Yes, independents are the life-blood of the book business – they can make and break authors and support fledgling publishers in ways non-stockholding retailers cannot. They help shape the nation's literary tastes and are the visible link between the reader and author. Without their tireless championing of new writing, literary diversity will shrink – yet aspic is simply not a good look for bookshops, and is unappealing for authors, who now have more ways than ever before to get their content to market.

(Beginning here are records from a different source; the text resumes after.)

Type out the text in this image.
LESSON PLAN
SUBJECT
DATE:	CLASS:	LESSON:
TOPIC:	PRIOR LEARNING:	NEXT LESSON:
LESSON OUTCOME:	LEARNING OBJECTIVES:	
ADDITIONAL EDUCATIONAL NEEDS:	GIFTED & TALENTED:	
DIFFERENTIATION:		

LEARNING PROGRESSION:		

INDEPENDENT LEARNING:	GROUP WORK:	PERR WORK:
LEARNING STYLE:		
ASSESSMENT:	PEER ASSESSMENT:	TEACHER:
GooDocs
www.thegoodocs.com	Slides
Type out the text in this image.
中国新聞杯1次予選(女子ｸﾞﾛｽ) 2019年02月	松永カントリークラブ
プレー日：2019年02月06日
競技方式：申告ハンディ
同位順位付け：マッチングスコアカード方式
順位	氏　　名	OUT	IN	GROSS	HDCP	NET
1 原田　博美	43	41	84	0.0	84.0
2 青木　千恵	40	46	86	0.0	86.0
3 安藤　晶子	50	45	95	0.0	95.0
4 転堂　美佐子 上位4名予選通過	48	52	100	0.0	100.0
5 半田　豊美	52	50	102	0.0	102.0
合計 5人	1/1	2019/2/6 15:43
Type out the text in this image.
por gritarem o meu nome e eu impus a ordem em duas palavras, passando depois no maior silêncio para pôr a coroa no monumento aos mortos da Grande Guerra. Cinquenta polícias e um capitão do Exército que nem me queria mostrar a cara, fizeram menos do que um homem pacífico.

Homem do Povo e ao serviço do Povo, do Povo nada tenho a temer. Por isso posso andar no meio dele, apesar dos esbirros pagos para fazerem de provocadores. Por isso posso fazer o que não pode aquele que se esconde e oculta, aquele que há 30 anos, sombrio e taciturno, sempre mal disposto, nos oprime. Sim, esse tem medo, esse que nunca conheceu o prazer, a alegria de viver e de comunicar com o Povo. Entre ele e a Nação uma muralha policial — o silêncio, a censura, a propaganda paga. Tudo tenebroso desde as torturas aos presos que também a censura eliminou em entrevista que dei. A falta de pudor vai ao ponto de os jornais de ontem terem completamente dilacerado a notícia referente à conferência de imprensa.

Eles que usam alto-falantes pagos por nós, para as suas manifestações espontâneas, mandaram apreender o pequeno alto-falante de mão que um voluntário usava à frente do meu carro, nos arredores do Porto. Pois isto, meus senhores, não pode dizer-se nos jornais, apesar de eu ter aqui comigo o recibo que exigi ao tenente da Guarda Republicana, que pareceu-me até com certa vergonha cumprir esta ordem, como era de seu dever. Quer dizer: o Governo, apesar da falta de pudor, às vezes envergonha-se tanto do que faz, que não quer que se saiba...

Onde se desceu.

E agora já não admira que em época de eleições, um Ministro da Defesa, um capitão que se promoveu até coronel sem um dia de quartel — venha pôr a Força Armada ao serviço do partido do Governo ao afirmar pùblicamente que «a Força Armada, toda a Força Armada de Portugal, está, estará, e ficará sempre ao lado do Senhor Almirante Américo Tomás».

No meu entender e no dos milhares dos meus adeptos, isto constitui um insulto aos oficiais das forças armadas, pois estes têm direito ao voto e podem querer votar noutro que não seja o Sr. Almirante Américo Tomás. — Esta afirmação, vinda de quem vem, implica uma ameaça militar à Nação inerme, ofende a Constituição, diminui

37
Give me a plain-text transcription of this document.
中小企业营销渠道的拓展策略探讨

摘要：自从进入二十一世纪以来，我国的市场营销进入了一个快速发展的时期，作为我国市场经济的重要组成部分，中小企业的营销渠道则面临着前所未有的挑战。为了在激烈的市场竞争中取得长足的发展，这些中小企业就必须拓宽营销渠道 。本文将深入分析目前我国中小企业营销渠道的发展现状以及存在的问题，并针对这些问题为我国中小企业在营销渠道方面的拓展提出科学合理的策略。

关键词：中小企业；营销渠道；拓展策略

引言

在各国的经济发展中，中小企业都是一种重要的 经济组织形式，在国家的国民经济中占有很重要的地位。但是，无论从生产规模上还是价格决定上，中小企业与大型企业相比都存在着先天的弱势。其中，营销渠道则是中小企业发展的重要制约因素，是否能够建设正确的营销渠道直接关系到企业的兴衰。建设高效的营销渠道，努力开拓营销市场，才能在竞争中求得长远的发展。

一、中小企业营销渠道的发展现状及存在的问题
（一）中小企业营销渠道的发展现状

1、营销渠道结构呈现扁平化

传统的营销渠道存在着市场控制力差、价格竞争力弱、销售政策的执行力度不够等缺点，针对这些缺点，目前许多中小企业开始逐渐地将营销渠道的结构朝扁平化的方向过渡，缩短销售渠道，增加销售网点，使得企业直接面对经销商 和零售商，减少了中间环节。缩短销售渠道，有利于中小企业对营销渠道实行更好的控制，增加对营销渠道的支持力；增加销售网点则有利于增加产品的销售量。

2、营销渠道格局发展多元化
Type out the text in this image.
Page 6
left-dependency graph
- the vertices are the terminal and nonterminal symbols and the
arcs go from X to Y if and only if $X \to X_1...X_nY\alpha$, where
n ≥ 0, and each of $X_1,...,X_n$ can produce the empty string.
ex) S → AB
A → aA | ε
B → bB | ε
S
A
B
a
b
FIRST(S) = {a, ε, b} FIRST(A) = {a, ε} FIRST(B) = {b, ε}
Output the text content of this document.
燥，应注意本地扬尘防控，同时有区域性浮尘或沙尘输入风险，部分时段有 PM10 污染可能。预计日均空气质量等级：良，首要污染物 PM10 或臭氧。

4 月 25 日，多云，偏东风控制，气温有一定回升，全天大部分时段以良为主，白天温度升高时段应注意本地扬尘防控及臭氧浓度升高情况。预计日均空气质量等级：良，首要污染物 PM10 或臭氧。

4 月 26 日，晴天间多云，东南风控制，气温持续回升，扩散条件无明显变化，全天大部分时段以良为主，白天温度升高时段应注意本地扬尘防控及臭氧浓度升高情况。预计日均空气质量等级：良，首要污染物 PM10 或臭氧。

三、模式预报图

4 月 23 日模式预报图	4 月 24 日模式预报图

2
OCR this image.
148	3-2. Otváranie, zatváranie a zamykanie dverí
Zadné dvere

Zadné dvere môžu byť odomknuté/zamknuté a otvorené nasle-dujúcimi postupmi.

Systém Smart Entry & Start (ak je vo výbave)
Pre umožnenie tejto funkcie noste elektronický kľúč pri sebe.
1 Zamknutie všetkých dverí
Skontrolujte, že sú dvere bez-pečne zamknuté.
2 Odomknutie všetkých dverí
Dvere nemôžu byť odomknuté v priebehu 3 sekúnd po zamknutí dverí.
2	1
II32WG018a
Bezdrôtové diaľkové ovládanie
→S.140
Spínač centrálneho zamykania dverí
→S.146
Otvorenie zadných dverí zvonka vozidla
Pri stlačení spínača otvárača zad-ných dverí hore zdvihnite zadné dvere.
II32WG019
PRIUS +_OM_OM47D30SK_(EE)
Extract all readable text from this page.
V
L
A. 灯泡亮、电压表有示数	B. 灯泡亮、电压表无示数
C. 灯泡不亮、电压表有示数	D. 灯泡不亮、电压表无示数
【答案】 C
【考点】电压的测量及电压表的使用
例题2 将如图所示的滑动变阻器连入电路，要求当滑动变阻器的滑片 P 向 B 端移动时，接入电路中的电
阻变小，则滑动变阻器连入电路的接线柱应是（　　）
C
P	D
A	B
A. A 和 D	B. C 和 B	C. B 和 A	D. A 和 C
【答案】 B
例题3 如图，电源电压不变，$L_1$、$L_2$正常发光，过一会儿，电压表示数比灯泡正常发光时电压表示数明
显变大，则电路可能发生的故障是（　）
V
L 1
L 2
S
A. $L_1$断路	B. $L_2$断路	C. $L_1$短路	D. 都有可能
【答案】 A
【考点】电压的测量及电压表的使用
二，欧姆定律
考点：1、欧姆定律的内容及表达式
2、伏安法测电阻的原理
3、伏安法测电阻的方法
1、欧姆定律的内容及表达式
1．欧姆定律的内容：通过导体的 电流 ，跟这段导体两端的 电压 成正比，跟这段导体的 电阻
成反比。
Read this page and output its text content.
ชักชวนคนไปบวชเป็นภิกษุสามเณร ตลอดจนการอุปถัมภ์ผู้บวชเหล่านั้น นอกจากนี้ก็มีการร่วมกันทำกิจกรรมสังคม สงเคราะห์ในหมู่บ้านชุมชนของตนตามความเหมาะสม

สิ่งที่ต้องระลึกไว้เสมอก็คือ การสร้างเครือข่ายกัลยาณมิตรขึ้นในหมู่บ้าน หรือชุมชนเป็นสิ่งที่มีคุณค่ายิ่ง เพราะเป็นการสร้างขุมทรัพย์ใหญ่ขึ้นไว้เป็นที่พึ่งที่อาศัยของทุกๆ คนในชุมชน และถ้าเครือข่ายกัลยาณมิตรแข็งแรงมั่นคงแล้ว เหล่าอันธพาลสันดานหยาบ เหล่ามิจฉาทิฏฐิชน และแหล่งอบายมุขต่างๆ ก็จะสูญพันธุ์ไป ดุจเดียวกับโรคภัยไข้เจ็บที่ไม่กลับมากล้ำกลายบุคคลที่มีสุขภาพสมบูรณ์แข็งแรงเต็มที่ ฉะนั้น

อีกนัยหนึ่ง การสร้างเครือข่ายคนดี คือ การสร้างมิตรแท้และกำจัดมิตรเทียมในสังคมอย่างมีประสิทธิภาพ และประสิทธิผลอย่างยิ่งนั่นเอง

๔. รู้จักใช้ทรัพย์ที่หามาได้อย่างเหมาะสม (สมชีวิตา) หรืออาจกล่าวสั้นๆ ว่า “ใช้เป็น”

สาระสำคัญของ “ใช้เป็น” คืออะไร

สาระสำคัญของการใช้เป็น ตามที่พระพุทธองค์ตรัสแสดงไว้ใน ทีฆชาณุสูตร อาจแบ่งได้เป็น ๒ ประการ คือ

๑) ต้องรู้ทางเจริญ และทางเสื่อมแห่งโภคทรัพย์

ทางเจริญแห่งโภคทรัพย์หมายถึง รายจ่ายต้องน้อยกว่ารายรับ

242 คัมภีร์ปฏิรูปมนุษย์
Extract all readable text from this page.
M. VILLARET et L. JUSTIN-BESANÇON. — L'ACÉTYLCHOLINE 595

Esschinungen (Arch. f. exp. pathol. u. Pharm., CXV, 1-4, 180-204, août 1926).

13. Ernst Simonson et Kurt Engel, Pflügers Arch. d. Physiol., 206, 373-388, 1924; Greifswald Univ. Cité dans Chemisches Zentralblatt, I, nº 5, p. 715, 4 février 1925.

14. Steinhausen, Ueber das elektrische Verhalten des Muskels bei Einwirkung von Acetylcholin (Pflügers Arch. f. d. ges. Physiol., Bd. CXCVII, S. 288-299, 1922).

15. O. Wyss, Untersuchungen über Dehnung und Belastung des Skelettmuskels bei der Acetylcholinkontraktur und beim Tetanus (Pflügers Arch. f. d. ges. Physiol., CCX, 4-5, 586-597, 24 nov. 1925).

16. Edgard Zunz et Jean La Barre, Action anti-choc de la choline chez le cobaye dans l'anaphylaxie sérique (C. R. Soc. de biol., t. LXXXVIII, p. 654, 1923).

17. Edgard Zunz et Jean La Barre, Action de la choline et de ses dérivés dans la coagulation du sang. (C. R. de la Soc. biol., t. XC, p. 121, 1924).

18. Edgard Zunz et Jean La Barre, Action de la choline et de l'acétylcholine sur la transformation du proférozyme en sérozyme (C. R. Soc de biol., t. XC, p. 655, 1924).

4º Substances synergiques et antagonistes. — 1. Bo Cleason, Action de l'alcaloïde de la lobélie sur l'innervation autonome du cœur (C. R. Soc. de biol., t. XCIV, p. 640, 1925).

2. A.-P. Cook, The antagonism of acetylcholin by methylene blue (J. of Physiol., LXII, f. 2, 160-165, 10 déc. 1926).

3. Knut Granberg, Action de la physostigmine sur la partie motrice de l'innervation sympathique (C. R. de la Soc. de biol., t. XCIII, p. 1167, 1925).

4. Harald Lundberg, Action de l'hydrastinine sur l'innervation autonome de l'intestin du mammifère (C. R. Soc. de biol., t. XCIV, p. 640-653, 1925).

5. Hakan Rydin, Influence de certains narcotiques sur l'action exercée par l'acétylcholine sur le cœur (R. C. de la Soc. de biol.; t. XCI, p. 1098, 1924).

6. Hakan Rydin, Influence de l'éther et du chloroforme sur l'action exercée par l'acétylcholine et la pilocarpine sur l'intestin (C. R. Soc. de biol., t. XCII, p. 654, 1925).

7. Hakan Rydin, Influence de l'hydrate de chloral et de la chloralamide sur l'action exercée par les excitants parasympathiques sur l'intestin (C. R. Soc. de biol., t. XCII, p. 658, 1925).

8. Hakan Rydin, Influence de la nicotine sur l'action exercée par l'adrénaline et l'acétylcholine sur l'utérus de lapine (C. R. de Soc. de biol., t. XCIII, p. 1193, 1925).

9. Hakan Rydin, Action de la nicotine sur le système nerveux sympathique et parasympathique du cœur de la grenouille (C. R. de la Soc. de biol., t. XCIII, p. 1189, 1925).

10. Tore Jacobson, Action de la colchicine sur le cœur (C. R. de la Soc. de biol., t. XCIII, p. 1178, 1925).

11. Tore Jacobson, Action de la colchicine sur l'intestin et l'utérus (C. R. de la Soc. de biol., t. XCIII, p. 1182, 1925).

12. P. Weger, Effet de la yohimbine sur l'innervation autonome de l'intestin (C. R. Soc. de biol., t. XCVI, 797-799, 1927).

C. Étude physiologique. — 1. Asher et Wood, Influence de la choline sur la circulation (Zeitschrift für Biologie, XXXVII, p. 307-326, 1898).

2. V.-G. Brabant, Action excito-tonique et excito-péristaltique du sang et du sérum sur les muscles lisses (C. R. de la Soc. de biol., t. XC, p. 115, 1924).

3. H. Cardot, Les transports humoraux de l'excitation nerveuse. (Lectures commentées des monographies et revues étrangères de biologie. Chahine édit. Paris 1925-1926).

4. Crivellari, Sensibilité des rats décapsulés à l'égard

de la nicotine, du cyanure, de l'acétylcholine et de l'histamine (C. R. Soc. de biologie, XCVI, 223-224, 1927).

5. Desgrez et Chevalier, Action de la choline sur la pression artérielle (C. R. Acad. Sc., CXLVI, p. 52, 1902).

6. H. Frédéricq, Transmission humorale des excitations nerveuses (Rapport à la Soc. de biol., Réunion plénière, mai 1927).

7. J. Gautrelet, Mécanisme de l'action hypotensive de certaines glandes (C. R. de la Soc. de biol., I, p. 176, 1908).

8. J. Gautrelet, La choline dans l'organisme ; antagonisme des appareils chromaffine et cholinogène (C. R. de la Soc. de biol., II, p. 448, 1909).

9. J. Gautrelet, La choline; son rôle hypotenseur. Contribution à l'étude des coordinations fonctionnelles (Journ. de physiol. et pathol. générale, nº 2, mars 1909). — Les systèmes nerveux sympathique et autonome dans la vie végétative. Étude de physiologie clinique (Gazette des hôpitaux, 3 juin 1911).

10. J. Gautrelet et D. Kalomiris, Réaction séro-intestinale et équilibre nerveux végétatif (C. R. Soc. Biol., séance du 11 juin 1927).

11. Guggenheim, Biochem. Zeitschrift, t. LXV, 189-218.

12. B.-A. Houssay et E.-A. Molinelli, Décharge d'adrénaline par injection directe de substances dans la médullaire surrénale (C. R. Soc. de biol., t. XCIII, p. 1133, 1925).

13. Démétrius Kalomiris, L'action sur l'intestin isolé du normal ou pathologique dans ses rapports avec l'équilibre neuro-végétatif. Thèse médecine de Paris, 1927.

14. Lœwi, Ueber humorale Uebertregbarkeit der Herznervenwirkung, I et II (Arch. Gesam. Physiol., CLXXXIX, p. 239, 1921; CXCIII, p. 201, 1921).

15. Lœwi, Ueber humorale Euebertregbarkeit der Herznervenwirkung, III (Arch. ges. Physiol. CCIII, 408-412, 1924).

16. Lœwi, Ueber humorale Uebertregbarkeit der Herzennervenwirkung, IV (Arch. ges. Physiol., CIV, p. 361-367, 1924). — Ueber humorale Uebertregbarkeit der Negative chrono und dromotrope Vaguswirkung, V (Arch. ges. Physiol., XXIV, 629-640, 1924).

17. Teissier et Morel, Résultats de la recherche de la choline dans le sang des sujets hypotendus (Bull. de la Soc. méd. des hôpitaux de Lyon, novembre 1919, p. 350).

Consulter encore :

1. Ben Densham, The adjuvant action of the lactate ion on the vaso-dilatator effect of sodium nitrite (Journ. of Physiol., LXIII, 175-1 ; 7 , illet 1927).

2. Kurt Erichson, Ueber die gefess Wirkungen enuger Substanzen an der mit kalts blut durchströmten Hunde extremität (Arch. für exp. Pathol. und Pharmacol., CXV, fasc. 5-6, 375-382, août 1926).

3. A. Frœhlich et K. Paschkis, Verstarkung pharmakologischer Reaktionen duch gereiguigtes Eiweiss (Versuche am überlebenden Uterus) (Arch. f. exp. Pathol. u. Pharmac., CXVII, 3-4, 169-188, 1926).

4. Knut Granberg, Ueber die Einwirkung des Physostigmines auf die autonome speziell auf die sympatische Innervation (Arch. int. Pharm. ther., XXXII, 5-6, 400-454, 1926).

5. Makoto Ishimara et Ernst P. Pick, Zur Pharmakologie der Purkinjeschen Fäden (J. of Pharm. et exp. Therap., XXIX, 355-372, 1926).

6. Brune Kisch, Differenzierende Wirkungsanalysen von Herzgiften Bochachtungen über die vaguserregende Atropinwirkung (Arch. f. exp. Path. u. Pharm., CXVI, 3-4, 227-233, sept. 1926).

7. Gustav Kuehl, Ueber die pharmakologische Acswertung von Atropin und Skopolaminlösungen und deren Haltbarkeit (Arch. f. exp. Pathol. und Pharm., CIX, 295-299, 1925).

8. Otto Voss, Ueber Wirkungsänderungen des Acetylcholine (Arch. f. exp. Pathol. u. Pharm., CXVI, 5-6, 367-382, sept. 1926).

What independents really need from the government is a level playing field. Closing tax loopholes that allow Amazon to sell ebooks out of Luxembourg at a VAT rate of 3%, compared with the British VAT rate of 20% on ebooks, would be a start. Bringing forward the government's response to Mary Portas's high-street review would also help, particularly if rate relief was offered for smaller businesses, and the response helped usher in a planning environment that favoured local and individual retailing over out-of-town shopping centres.

But even this won't be enough to preserve most indies if their businesses simply go out of fashion. The secret is to make sure this does not happen. Shelf space is now at premium – and bookshop display remains the best way of promoting writing and discovering new writers, even if it is later bought and consumed online.

Publishers need to recognise this and put a value on it by paying up-front for display space, bringing out beautiful editions that are made available only in stores or showcasing new titles first in bookshops. Here we can look to the continent, where the French have an annual festival celebrating new books called the rentrée littéraire, which encourages book readers to head into shops and browse the new works.

Bookshops also need to find a way of making money out of the way they intereact with customers so they make a return, even if the customer seals the deal elsewhere. Some have been experimenting with paid-for author readings, subscription-based reading clubs or, as in the case of London indie The School of Life, evening classes and paid-for "bibliotherapy". Bookshops also need to be where readers are going to discuss books, online. Too many still operate websites built in the last century.

Talk of subsidies suggests the bookshop model is broken: that is moot, but it will never be fixed if the taxpayer has to pick up the tab.